Abstract: Predicting public company stock upswing and downswing is a very complex and mathematical problem. Accurate prediction of public stock performances can be beneficial to hedge funds, private investors as well as the common public interested in investment in stock.The biotechnology industry has grown rapidly in recent years, doubling in size between 1993 and 1999. 150,800 of the US jobs were generated directly by biotechnology companies, while the remaining 286,600 jobs were generated by companies supplying inputs to the industry, or by companies providing goods and services to biotechnology employees. Biotechnology is a field of science which has enormous potential in growing into a global crisis savior with recent developments ranging from easy surgical techniques and cheap pharmaceuticals to solutions in carcinogenic problems and nanotechnology. Due to the presence of solutions to such immensely concerning humanitarian problems, Biotechnology would soon serve as a backbone to human sustenance and evolution.
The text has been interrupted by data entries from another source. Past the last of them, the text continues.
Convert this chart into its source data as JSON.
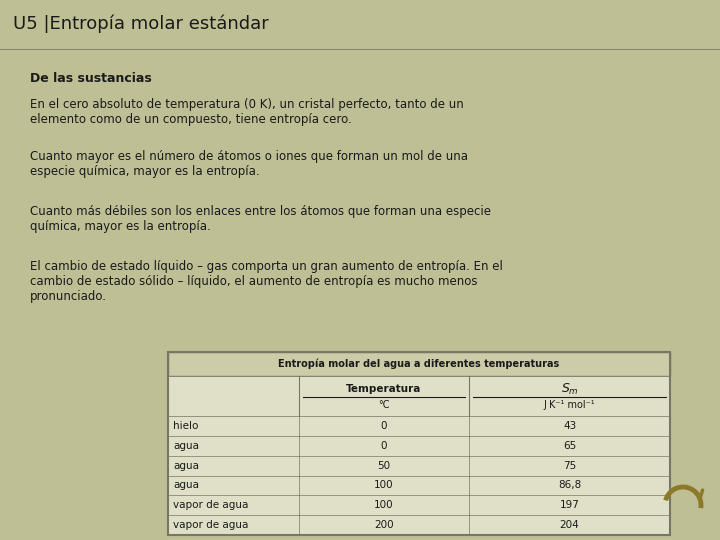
{
  "title": "U5 |Entropía molar estándar",
  "bg_header": "#BFBF96",
  "bg_body": "#BFBF96",
  "header_text_color": "#1A1A1A",
  "body_text_color": "#1A1A1A",
  "subtitle": "De las sustancias",
  "paragraphs": [
    "En el cero absoluto de temperatura (0 K), un cristal perfecto, tanto de un\nelemento como de un compuesto, tiene entropía cero.",
    "Cuanto mayor es el número de átomos o iones que forman un mol de una\nespecie química, mayor es la entropía.",
    "Cuanto más débiles son los enlaces entre los átomos que forman una especie\nquímica, mayor es la entropía.",
    "El cambio de estado líquido – gas comporta un gran aumento de entropía. En el\ncambio de estado sólido – líquido, el aumento de entropía es mucho menos\npronunciado."
  ],
  "table_title": "Entropía molar del agua a diferentes temperaturas",
  "table_col2_header": "Temperatura",
  "table_col2_subheader": "°C",
  "table_col3_header": "Sₘ",
  "table_col3_subheader": "J K⁻¹ mol⁻¹",
  "table_rows": [
    [
      "hielo",
      "0",
      "43"
    ],
    [
      "agua",
      "0",
      "65"
    ],
    [
      "agua",
      "50",
      "75"
    ],
    [
      "agua",
      "100",
      "86,8"
    ],
    [
      "vapor de agua",
      "100",
      "197"
    ],
    [
      "vapor de agua",
      "200",
      "204"
    ]
  ],
  "table_bg_light": "#E0E0C8",
  "table_bg_dark": "#CCCCA8",
  "table_title_bg": "#CCCCA8",
  "table_border": "#777766",
  "arrow_color": "#8B7A2A",
  "header_line_color": "#888870"
}
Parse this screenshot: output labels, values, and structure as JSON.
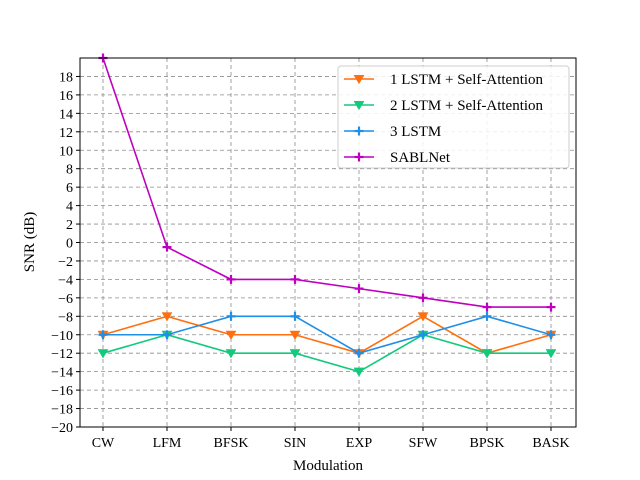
{
  "chart_data": {
    "type": "line",
    "categories": [
      "CW",
      "LFM",
      "BFSK",
      "SIN",
      "EXP",
      "SFW",
      "BPSK",
      "BASK"
    ],
    "xlabel": "Modulation",
    "ylabel": "SNR (dB)",
    "ylim": [
      -20,
      20
    ],
    "yticks": [
      -20,
      -18,
      -16,
      -14,
      -12,
      -10,
      -8,
      -6,
      -4,
      -2,
      0,
      2,
      4,
      6,
      8,
      10,
      12,
      14,
      16,
      18
    ],
    "grid": true,
    "legend_position": "top-right",
    "series": [
      {
        "name": "1 LSTM + Self-Attention",
        "color": "#ff6f0e",
        "marker": "triangle-down",
        "values": [
          -10,
          -8,
          -10,
          -10,
          -12,
          -8,
          -12,
          -10
        ]
      },
      {
        "name": "2 LSTM + Self-Attention",
        "color": "#13c97c",
        "marker": "triangle-down",
        "values": [
          -12,
          -10,
          -12,
          -12,
          -14,
          -10,
          -12,
          -12
        ]
      },
      {
        "name": "3 LSTM",
        "color": "#1f8fe8",
        "marker": "plus",
        "values": [
          -10,
          -10,
          -8,
          -8,
          -12,
          -10,
          -8,
          -10
        ]
      },
      {
        "name": "SABLNet",
        "color": "#bf00bf",
        "marker": "plus",
        "values": [
          20,
          -0.5,
          -4,
          -4,
          -5,
          -6,
          -7,
          -7
        ]
      }
    ]
  }
}
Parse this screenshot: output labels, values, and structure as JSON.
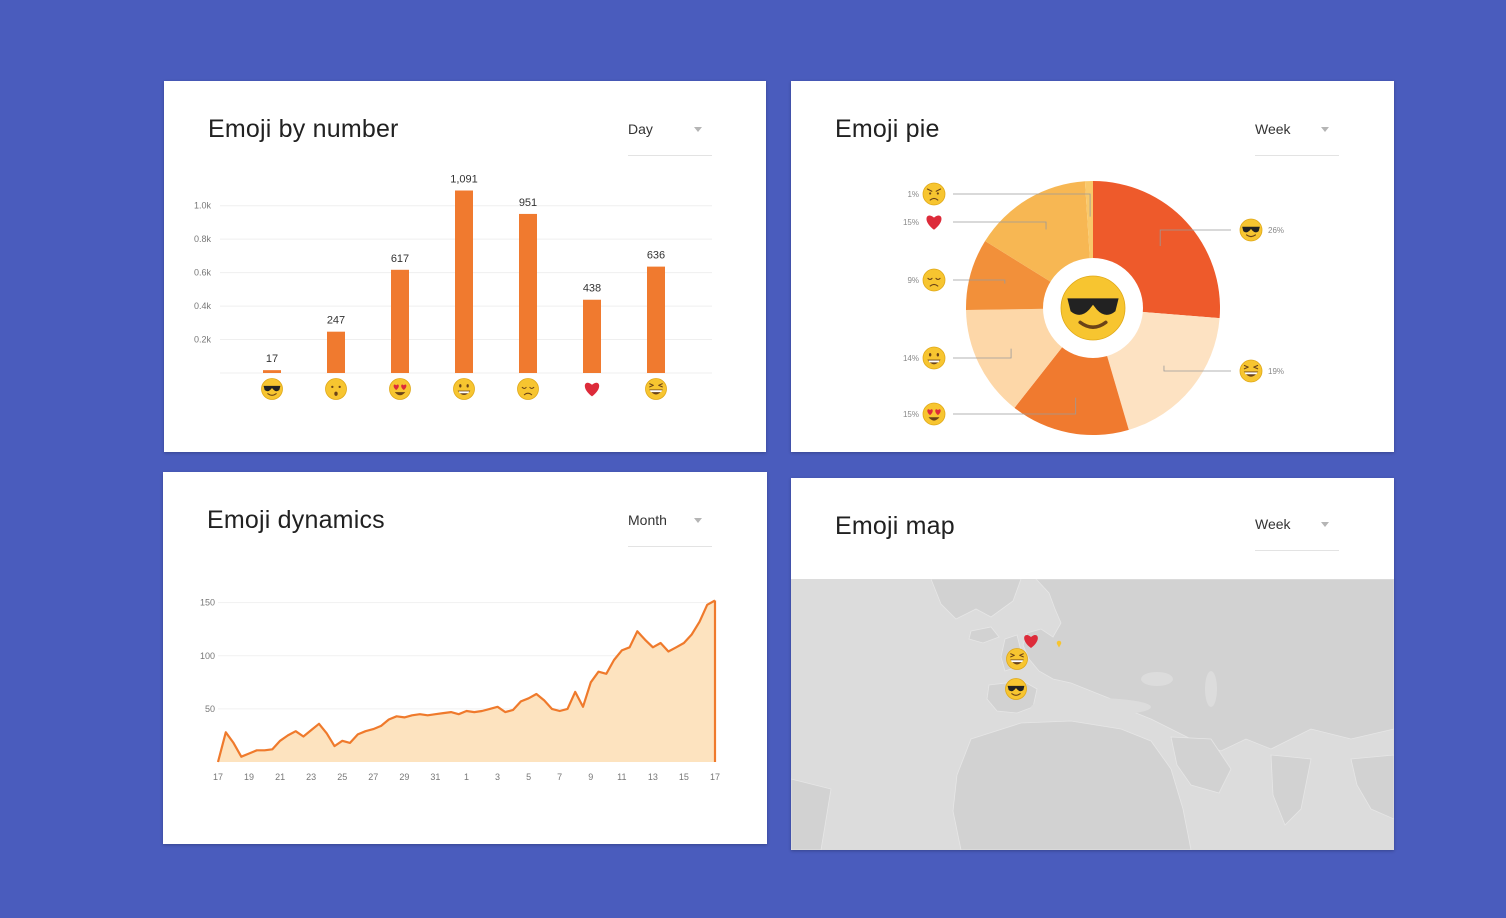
{
  "colors": {
    "background": "#4a5cbd",
    "bar": "#f07a2f",
    "line": "#ef7a2c",
    "area": "#fde3bf",
    "emoji_face": "#f7c530",
    "heart": "#dd2b3a",
    "map_land": "#d2d2d2",
    "map_water": "#dcdcdc"
  },
  "cards": {
    "bar": {
      "title": "Emoji by number",
      "dropdown": "Day"
    },
    "pie": {
      "title": "Emoji pie",
      "dropdown": "Week"
    },
    "line": {
      "title": "Emoji dynamics",
      "dropdown": "Month"
    },
    "map": {
      "title": "Emoji map",
      "dropdown": "Week"
    }
  },
  "chart_data": [
    {
      "type": "bar",
      "categories": [
        "sunglasses-face",
        "worried-face",
        "heart-eyes-face",
        "grinning-face",
        "disappointed-face",
        "red-heart",
        "laughing-face"
      ],
      "values": [
        17,
        247,
        617,
        1091,
        951,
        438,
        636
      ],
      "value_labels": [
        "17",
        "247",
        "617",
        "1,091",
        "951",
        "438",
        "636"
      ],
      "ytick_labels": [
        "0.2k",
        "0.4k",
        "0.6k",
        "0.8k",
        "1.0k"
      ],
      "yticks": [
        200,
        400,
        600,
        800,
        1000
      ],
      "ylim": [
        0,
        1100
      ],
      "grid": true
    },
    {
      "type": "pie",
      "center_icon": "sunglasses-face",
      "slices": [
        {
          "icon": "sunglasses-face",
          "percent": 26,
          "label": "26%",
          "color": "#ee5a2b"
        },
        {
          "icon": "laughing-face",
          "percent": 19,
          "label": "19%",
          "color": "#fde2c2"
        },
        {
          "icon": "heart-eyes-face",
          "percent": 15,
          "label": "15%",
          "color": "#f07a2f"
        },
        {
          "icon": "grinning-face",
          "percent": 14,
          "label": "14%",
          "color": "#fdd7a8"
        },
        {
          "icon": "disappointed-face",
          "percent": 9,
          "label": "9%",
          "color": "#f2903a"
        },
        {
          "icon": "red-heart",
          "percent": 15,
          "label": "15%",
          "color": "#f7b753"
        },
        {
          "icon": "angry-face",
          "percent": 1,
          "label": "1%",
          "color": "#f9c86a"
        }
      ]
    },
    {
      "type": "area",
      "xtick_labels": [
        "17",
        "19",
        "21",
        "23",
        "25",
        "27",
        "29",
        "31",
        "1",
        "3",
        "5",
        "7",
        "9",
        "11",
        "13",
        "15",
        "17"
      ],
      "x": [
        0,
        0.5,
        1,
        1.5,
        2,
        2.5,
        3,
        3.5,
        4,
        4.5,
        5,
        5.5,
        6,
        6.5,
        7,
        7.5,
        8,
        8.5,
        9,
        9.5,
        10,
        10.5,
        11,
        11.5,
        12,
        12.5,
        13,
        13.5,
        14,
        14.5,
        15,
        15.5,
        16,
        16.5,
        17,
        17.5,
        18,
        18.5,
        19,
        19.5,
        20,
        20.5,
        21,
        21.5,
        22,
        22.5,
        23,
        23.5,
        24,
        24.5,
        25,
        25.5,
        26,
        26.5,
        27,
        27.5,
        28,
        28.5,
        29,
        29.5,
        30,
        30.5,
        31,
        31.5,
        32
      ],
      "values": [
        0,
        28,
        18,
        5,
        8,
        11,
        11,
        12,
        20,
        25,
        29,
        24,
        30,
        36,
        27,
        15,
        20,
        18,
        26,
        29,
        31,
        34,
        40,
        43,
        42,
        44,
        45,
        44,
        45,
        46,
        47,
        45,
        48,
        47,
        48,
        50,
        52,
        47,
        49,
        57,
        60,
        64,
        58,
        50,
        48,
        50,
        66,
        52,
        75,
        85,
        83,
        96,
        105,
        108,
        123,
        115,
        108,
        112,
        104,
        108,
        112,
        120,
        132,
        148,
        152
      ],
      "ytick_labels": [
        "50",
        "100",
        "150"
      ],
      "yticks": [
        50,
        100,
        150
      ],
      "ylim": [
        0,
        160
      ],
      "grid": true
    }
  ],
  "map": {
    "markers": [
      {
        "icon": "red-heart"
      },
      {
        "icon": "laughing-face"
      },
      {
        "icon": "sunglasses-face"
      },
      {
        "icon": "yellow-pin"
      }
    ]
  }
}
All this would only mean that the stock prices of such a sector would boom to great heights in the near future. Due to this reason, in depth analysis of stocks of public Biotechnology companies is very important. In this paper, an elegant real-time public stock performance prediction methodology based on an aggregation of historical stock performances and organizational stock properties using a set of top US Biotechnology public companies has been introduced. In this paper, a striking co relation between the stock price and market capitalization swings of the companies with the number of employees has been reported. With these temporal stock swings, repeater operator analysis has been used to establish a statistical veracity of the novel metric of these top biotech companies. This corresponds to a result of profit, 85% of the time. A MATLAB model has also been developed to aid automate the stock performance prediction methodology reported in this. This method lends itself to broaden a large scale statistical validation as well as development of more advanced and complex models for stock performance prediction. For this analysis, exactly 9,234 data points were considered by manual data mining.

Keywords: Earnings per share, P/E Ratio, Shares Outstanding, Market Capitalization, Innovation Potential (IP).